We investigate the preconditioning of an all-speed Navier-Stokes solver, based on the orthogonal-basis reconstructed Discontinuous Galerkin (rDG) method, and integrated using high-order, fully implicit time discretization schemes. The work is motivated by laser-induced phase change applications, particularly the selective laser melting (SLM) process in additive manufacturing. Simulations of the SLM process require precise tracking of multi-material solid-liquid-gas interfaces, due to laser-induced melting/solidification and evaporation/condensation of metal powder in an ambient gas. These rapid density variations and phase change processes tightly couple the governing equations, requiring a fully compressible framework to robustly capture the rapid density variations of the ambient gas and the melting/evaporation of the metal powder.
The governing equations are discretized up to 4th-order accuracy with our rDG spatial discretization scheme and up to 5th-order accuracy with L-stable fully implicit time discretization schemes (BDF2 and ESDIRK3-5). The resulting set of non-linear equations is solved using a robust Newton-Krylov method, with the Jacobian-free version of the GMRES solver for linear iterations. Due to the stiffness of the underlying physics associated with fast acoustic waves and thermal and viscous/material strength effects, GMRES must be preconditioned. To accelerate the convergence of the Newton-GMRES solver, we employ a semi-implicit, physics-based operator split preconditioner (PBP) with a p-multigrid approach. While physics-based operator-split preconditioning has been successfully deployed in the past for finite volume based Navier-Stokes solvers, using a p-multigrid technique for the preconditioning of DG-based solvers is relatively new, especially in the context of the Jacobian-free Newton Krylov (JFNK) methodology.
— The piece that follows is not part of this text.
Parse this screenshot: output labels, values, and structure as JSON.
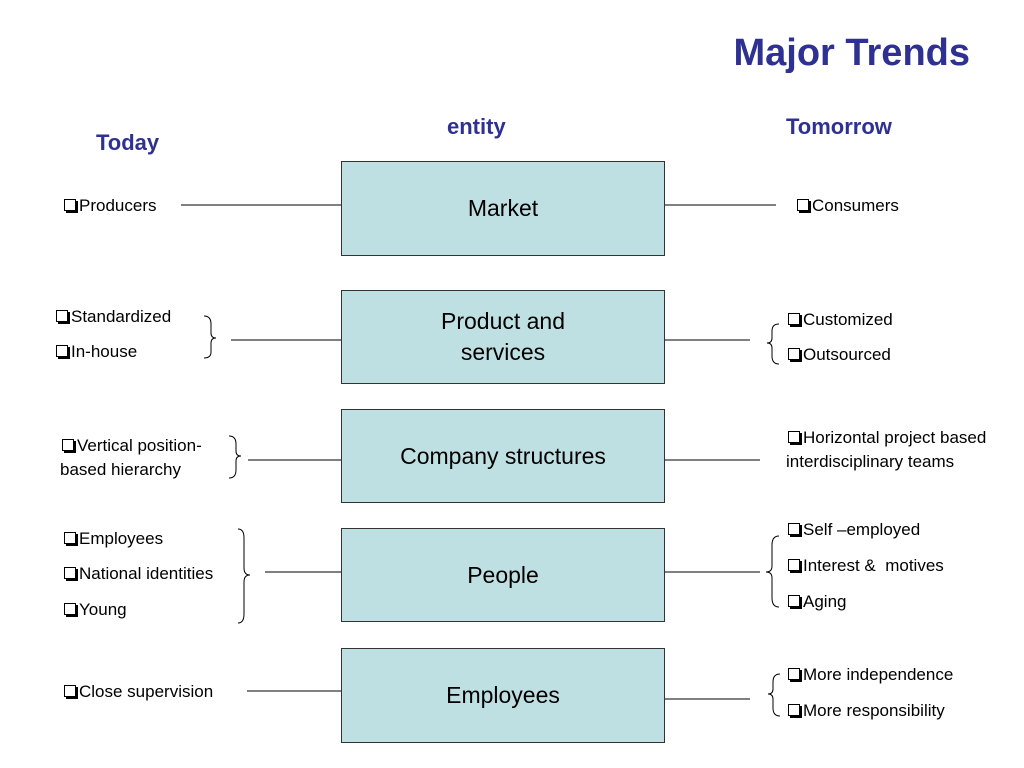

We investigate different options to split the governing equations for the linearized residuals, rendering a reduced set of the approximate Jacobian as the preconditioning matrix. In addition, we explore different stationary iterative methods as well as the ordering of the physics (block) degrees of freedom. We demonstrate that our JFNK-PBP framework converges for high CFL numbers on classic benchmark problems in fluid dynamics (lid-driven cavity flow and natural convection heat transfer) as well as for laser-induced phase change problems in 2D and 3D.
This work was performed under the auspices of the U.S. Department of Energy by Lawrence Livermore National Laboratory under Contract DE-AC52-07NA27344.